The rule has always been like this:
$$ \int u\,dv = uv - \int v\,du $$
The explanation is that this the "reversal" of the product rule:
$$ d(uv) = u\,dv + v\,du $$
But if that is the case, shouldn't a $C$ appear when you integrate both sides?

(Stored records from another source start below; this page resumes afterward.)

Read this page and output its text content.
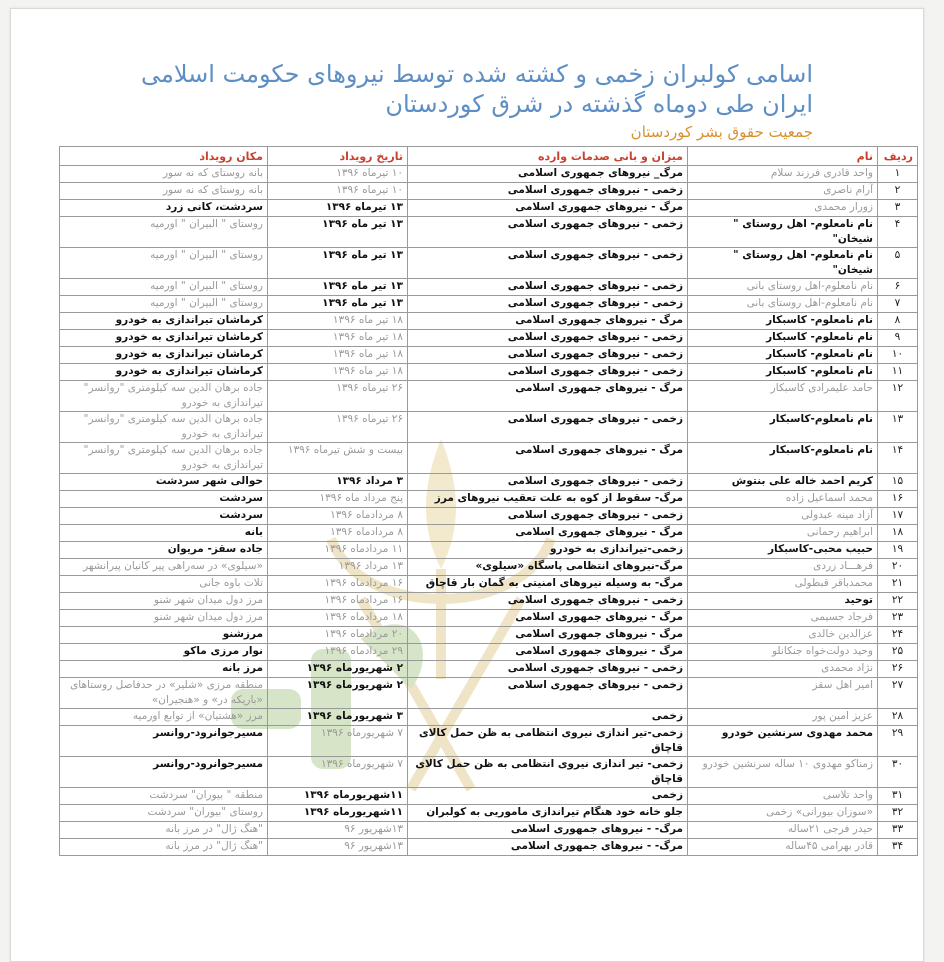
اسامی کولبران زخمی و کشته شده توسط نیروهای حکومت اسلامی
ایران طی دوماه گذشته در شرق کوردستان
جمعیت حقوق بشر کوردستان
ردیف	نام	میزان و بانی صدمات وارده	تاریخ رویداد	مکان رویداد
۱	واحد قادری فرزند سلام	مرگ_ نیروهای جمهوری اسلامی	۱۰ تیرماه ۱۳۹۶	بانه روستای که نه سور
۲	آرام ناصری	زخمی - نیروهای جمهوری اسلامی	۱۰ تیرماه ۱۳۹۶	بانه روستای که نه سور
۳	زورار محمدی	مرگ - نیروهای جمهوری اسلامی	۱۳ تیرماه ۱۳۹۶	سردشت، کانی زرد
۴	نام نامعلوم- اهل روستای " شیخان"	زخمی - نیروهای جمهوری اسلامی	۱۳ تیر ماه ۱۳۹۶	روستای " البیران " اورمیه
۵	نام نامعلوم- اهل روستای " شیخان"	زخمی - نیروهای جمهوری اسلامی	۱۳ تیر ماه ۱۳۹۶	روستای " البیران " اورمیه
۶	نام نامعلوم-اهل روستای بانی	زخمی - نیروهای جمهوری اسلامی	۱۳ تیر ماه ۱۳۹۶	روستای " البیران " اورمیه
۷	نام نامعلوم-اهل روستای بانی	زخمی - نیروهای جمهوری اسلامی	۱۳ تیر ماه ۱۳۹۶	روستای " البیران " اورمیه
۸	نام نامعلوم- کاسبکار	مرگ - نیروهای جمهوری اسلامی	۱۸ تیر ماه ۱۳۹۶	کرماشان تیراندازی به خودرو
۹	نام نامعلوم- کاسبکار	زخمی - نیروهای جمهوری اسلامی	۱۸ تیر ماه ۱۳۹۶	کرماشان تیراندازی به خودرو
۱۰	نام نامعلوم- کاسبکار	زخمی - نیروهای جمهوری اسلامی	۱۸ تیر ماه ۱۳۹۶	کرماشان تیراندازی به خودرو
۱۱	نام نامعلوم- کاسبکار	زخمی - نیروهای جمهوری اسلامی	۱۸ تیر ماه ۱۳۹۶	کرماشان تیراندازی به خودرو
۱۲	حامد علیمرادی کاسبکار	مرگ - نیروهای جمهوری اسلامی	۲۶ تیرماه ۱۳۹۶	جاده برهان الدین سه کیلومتری "روانسر" تیراندازی به خودرو
۱۳	نام نامعلوم-کاسبکار	زخمی - نیروهای جمهوری اسلامی	۲۶ تیرماه ۱۳۹۶	جاده برهان الدین سه کیلومتری "روانسر" تیراندازی به خودرو
۱۴	نام نامعلوم-کاسبکار	مرگ - نیروهای جمهوری اسلامی	بیست و شش تیرماه ۱۳۹۶	جاده برهان الدین سه کیلومتری "روانسر" تیراندازی به خودرو
۱۵	کریم احمد خاله علی بنتوش	زخمی - نیروهای جمهوری اسلامی	۳ مرداد ۱۳۹۶	حوالی شهر سردشت
۱۶	محمد اسماعیل زاده	مرگ- سقوط از کوه به علت تعقیب نیروهای مرز	پنج مرداد ماه ۱۳۹۶	سردشت
۱۷	آزاد مینه عبدولی	زخمی - نیروهای جمهوری اسلامی	۸ مردادماه ۱۳۹۶	سردشت
۱۸	ابراهیم رحمانی	مرگ - نیروهای جمهوری اسلامی	۸ مردادماه ۱۳۹۶	بانه
۱۹	حبیب محبی-کاسبکار	زخمی-تیراندازی به خودرو	۱۱ مردادماه ۱۳۹۶	جاده سقز- مریوان
۲۰	فرهـــاد زردی	مرگ-نیروهای انتظامی پاسگاه «سیلوی»	۱۳ مرداد ۱۳۹۶	«سیلوی» در سه‌راهی پیر کانیان پیرانشهر
۲۱	محمدباقر قبطولی	مرگ- به وسیله نیروهای امنیتی به گمان بار قاچاق	۱۶ مردادماه ۱۳۹۶	تلات باوه جانی
۲۲	توحید	زخمی - نیروهای جمهوری اسلامی	۱۶ مردادماه ۱۳۹۶	مرز دول میدان شهر شنو
۲۳	فرجاد جسیمی	مرگ - نیروهای جمهوری اسلامی	۱۸ مردادماه ۱۳۹۶	مرز دول میدان شهر شنو
۲۴	عزالدین خالدی	مرگ - نیروهای جمهوری اسلامی	۲۰ مردادماه ۱۳۹۶	مرزشنو
۲۵	وحید دولت‌خواه جنکانلو	مرگ - نیروهای جمهوری اسلامی	۲۹ مردادماه ۱۳۹۶	نوار مرزی ماکو
۲۶	نژاد محمدی	زخمی - نیروهای جمهوری اسلامی	۲ شهریورماه ۱۳۹۶	مرز بانه
۲۷	امیر اهل سقز	زخمی - نیروهای جمهوری اسلامی	۲ شهریورماه ۱۳۹۶	منطقه مرزی «شلیر» در حدفاصل روستاهای «باریکه در» و «هنجیران»
۲۸	عزیز امین پور	زخمی	۳ شهریورماه ۱۳۹۶	مرز «هشتیان» از توابع اورمیه
۲۹	محمد مهدوی سرنشین خودرو	زخمی-تیر اندازی نیروی انتظامی به ظن حمل کالای قاچاق	۷ شهریورماه ۱۳۹۶	مسیرجوانرود-روانسر
۳۰	زمناکو مهدوی ۱۰ ساله سرنشین خودرو	زخمی- تیر اندازی نیروی انتظامی به ظن حمل کالای قاچاق	۷ شهریورماه ۱۳۹۶	مسیرجوانرود-روانسر
۳۱	واحد تلاسی	زخمی	۱۱شهریورماه ۱۳۹۶	منطقه " بیوران" سردشت
۳۲	«سوزان بیورانی» زخمی	جلو خانه خود هنگام تیراندازی ماموریی به کولبران	۱۱شهریورماه ۱۳۹۶	روستای "بیوران" سردشت
۳۳	حیدر فرجی ۲۱ساله	مرگ- - نیروهای جمهوری اسلامی	۱۳شهریور ۹۶	"هنگ ژال" در مرز بانه
۳۴	قادر بهرامی ۴۵ساله	مرگ- - نیروهای جمهوری اسلامی	۱۳شهریور ۹۶	"هنگ ژال" در مرز بانه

$$ uv = \int u\,dv + \int v\,du + C \quad ? $$
I've been told to just ignore the $C$ because it will appear in the final integral anyway, like this:
$$ \begin{align*} \int xe^x\,dx &= xe^x - \int e^x\, dx \\ &= xe^x - e^x + C \end{align*} $$
Fine. But what happens when integrating by parts results in the exact same integral as the original?
Like this, first no $C$:
$$ \begin{align*} \int e^x \sin x \, dx &= e^x \sin x - \int e^x \cos x \, dx \\ &= e^x \sin x - \left( e^x \cos x + \int e^x \sin x \, dx \right) \end{align*}$$
Then out of nowhere, a $C$ appears:
$$ \begin{align} 2\int e^x \sin x \, dx &= e^x \sin x - e^x \cos x + C \\ \int e^x \sin x \, dx &= \frac{1}{2} e^x \sin x - \frac{1}{2} e^x \cos x + C \end{align} $$
We know the final result has to contain a $C$, but where does it come from? No integral is being evaluated here, all we did was move the integral from the right to the left.
This is one thing that I think is not being properly taught.
Here's one way to think about it: we reach this step: $$ \int e^x \sin x \, dx = e^x \sin x - e^x \cos x - \int e^x \sin x \, dx $$ And for our next step, we'd like to add $\int e^x \sin x \, dx$ on both sides, so we do. $$ \int e^x \sin x \, dx + \int e^x \sin x \, dx = e^x \sin x - e^x \cos x - \int e^x \sin x \, dx + \int e^x \sin x \, dx \\ \int [e^x \sin x + e^x \sin x] \, dx = e^x \sin x - e^x \cos x + \int [e^x \sin x - e^x \sin x] \, dx \\ \int 2[e^x \sin x] \, dx = e^x \sin x - e^x \cos x + \int 0\, dx \\ 2\int e^x \sin x \, dx = e^x \sin x - e^x \cos x + C $$ The intuition is that when we take the antiderivative twice in the same equation, we don't guarantee that the result is the same each time. So, the equation $$ \int e^x \sin x \, dx = e^x \sin x - e^x \cos x - \int e^x \sin x \, dx $$ Is really something to the effect of $$ F(x) + C_1 = e^x \sin x - e^x \cos x - [F(x) + C_2] $$ Where $F$ is some antiderivative of $e^x \sin x$.